Seit dem Megaerfolg der „Twilight“-Romane setzen praktisch alle Young-Adult-Reihen auf dasselbe dramaturgische Prinzip: Im ersten Band erfährt die Hauptfigur, dass es Vampire/Aliens/Dämonen gibt und am Ende wird schon mal ein erstes kleineres Hindernis überwunden, aber in Wirklichkeit ist der Serienauftakt meist nicht mehr als ein Teaser für all das, was in den folgenden Büchern noch auf den Leser wartet. Für alle, die sich nur die Filme anschauen wollen, ist das allerdings ein Riesenproblem: Denn abgesehen von „Twilight“ und „Die Tribute von Panem“ hat bisher keine der vielen angefangenen YA-Reihen bis zum Schluss durchgehalten, der „Die Bestimmung“-Serie wurde zuletzt sogar - nachdem schon zweieinhalb von drei Büchern verfilmt waren - noch auf der Zielgeraden der Garaus gemacht. Das nervt gewaltig – und es wird nun auch bei der Filmadaption der vierteiligen „Fallen“-Reihe von Lauren Kate kaum anders sein: Scott Hicks‘ „Fallen – Engelsnacht“ kommt erst drei Jahre nach dem Ende der Dreharbeiten Mitte 2014 in die Kinos – und wenn schon der erste Teil solange im „Giftschrank“ schlummert, glaubt wohl niemand mehr ernsthaft an eine Fortsetzung der 40-Millionen-Dollar-Produktion. Nach „Chroniken der Unterwelt“, „Die 5. Welle“ & Co. folgt hier also offenbar eine weitere Teen-Fantasy-Geschichte, die einfach mittendrin aufhört - wobei sich die Trauer speziell in diesem Fall doch stark in Grenzen hält.

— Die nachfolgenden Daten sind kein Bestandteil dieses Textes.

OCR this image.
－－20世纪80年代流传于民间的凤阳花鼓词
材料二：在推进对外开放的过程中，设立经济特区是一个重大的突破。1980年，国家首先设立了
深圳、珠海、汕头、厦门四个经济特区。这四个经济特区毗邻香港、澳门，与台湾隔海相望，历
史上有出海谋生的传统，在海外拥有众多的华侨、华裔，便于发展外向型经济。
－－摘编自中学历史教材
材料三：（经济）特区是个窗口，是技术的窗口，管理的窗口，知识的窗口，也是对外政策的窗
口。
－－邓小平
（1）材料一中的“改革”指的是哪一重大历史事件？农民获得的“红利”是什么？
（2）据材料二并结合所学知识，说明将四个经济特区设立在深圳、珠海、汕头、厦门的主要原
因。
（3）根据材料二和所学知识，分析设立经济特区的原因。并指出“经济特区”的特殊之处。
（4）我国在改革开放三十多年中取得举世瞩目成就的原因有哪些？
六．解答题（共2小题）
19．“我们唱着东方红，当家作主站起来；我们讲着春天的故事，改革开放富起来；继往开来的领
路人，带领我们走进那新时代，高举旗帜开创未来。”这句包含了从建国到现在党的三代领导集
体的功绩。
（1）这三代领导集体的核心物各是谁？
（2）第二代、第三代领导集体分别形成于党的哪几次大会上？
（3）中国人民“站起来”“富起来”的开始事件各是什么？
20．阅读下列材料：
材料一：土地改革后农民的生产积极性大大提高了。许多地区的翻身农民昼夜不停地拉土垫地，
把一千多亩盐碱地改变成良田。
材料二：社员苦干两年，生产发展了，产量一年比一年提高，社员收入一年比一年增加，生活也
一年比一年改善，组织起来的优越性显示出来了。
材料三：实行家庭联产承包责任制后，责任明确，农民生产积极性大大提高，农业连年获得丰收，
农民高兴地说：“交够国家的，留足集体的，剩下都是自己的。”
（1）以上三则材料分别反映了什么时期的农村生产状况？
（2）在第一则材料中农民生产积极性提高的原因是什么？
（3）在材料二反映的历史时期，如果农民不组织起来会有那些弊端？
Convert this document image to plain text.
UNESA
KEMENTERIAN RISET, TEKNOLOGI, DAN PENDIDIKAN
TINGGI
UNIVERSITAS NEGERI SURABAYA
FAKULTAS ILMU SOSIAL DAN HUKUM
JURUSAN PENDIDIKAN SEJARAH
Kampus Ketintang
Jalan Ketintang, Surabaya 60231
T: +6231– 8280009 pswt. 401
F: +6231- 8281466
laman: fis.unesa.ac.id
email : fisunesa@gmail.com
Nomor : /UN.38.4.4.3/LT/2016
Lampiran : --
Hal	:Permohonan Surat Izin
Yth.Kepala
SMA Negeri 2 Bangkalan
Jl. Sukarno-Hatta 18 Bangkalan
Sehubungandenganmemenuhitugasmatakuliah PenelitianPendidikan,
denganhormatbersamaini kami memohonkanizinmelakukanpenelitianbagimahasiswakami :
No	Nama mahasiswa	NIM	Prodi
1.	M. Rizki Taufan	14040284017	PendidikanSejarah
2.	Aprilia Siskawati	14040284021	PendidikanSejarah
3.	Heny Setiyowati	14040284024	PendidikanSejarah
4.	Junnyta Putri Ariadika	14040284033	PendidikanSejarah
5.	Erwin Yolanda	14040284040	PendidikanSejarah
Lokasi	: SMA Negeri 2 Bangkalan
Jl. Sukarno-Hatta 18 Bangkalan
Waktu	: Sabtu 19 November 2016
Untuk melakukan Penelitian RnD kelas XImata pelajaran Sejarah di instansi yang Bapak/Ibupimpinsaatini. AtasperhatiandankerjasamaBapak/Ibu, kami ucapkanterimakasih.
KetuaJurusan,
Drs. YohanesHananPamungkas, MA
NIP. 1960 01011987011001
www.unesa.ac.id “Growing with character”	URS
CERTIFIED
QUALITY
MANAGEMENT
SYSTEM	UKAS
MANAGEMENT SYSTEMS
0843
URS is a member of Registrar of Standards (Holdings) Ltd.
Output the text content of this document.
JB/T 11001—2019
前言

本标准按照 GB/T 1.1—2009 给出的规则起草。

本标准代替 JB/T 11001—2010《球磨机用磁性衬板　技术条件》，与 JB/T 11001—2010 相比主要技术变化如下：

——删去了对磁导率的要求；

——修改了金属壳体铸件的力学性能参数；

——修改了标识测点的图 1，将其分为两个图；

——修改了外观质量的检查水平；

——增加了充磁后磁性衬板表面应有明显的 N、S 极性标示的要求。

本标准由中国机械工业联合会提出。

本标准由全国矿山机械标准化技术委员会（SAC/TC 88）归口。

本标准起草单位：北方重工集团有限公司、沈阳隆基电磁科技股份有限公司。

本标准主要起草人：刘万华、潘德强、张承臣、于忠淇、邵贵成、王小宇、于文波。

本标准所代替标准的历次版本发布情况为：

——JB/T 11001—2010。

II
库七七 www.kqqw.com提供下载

Nach einem feurigen Zwischenfall wird die Schülerin Lucinda „Luce“ Price (Addison Timlin, „Warte, bis es dunkel wird“) von einem Richter dazu verdonnert, fortan das Sword & Cross Internat zu besuchen. Auf der Nobelschule für Problem-Teenies fallen der 17-Jährigen vor allem zwei Jungs ins Auge: der Lederjacken-Rebell Cam Briel (Harrison Gilbertson), der Luce sofort auf ein Date einlädt, und der Schönling Daniel Grigori (Jeremy Irvine), der sie keines Blickes würdigt und konsequent anschweigt. Nach und nach kommt es Luce jedoch immer mehr so vor, als würde sie Daniel schon seit Ewigkeiten kennen – und tatsächlich: Daniel ist in Wahrheit ein gefallener Engel, der sich nicht zwischen Gott und Luzifer entscheiden will und deshalb dazu verflucht ist, sich immer und immer wieder in Reinkarnationen von Luce zu verlieben, nur um dann zusehen zu müssen, wie sie vor seinen Augen stirbt. Diesmal wäre das allerdings besonders ungünstig: Weil ihre nicht-gläubigen Eltern auf eine Taufe für ihre Tochter verzichtet haben, würde ihr Tod für Luce zugleich auch das Ende des ständigen Wiedergeborenwerdens bedeuten…
Das Emo-Mädchen, der brütende Eigenbrötler, ein ebenfalls attraktiver Beschützer, der sich schnell als fünftes Rad am Wagen entpuppt – das Liebesdreieck im Zentrum von „Fallen“ ist zwar eins-zu-eins aus „Twilight“ übernommen, aber ernsthaft Sorgen machen, in Zukunft die kreischenden Teenie-Horden nicht mehr loszuwerden, müssen sich Jeremy Irvine („Gefährten“) und Harrison Gilbertson („Need For Speed“) wohl trotzdem nicht. Sicherlich haben sich auch Robert Pattinson und Taylor Lautner schauspielerisch nicht gerade mit Ruhm bekleckert, aber zumindest haben sie eine gewisse Ausstrahlung an den Tag gelegt. Harrison Gilbertson zeigt hingegen, dass eine Lederjacke allein nicht reicht, um glaubhaft einen auf James Dean zu machen, während Jeremy Irvine seinen „sexy“ Gequälte-Seele-Blick so sehr auf die Spitze treibt, dass man ihm irgendwann nur noch den Weg zur nächsten Toilette weisen möchte. Selbst beim großen melodramatischen Höhepunkt, wenn sich Luce stilecht auf dem Internatsbalkon zwischen den beiden Jungs / Engeln entscheiden muss, wartet man vergeblich auf das Sprühen der Funken.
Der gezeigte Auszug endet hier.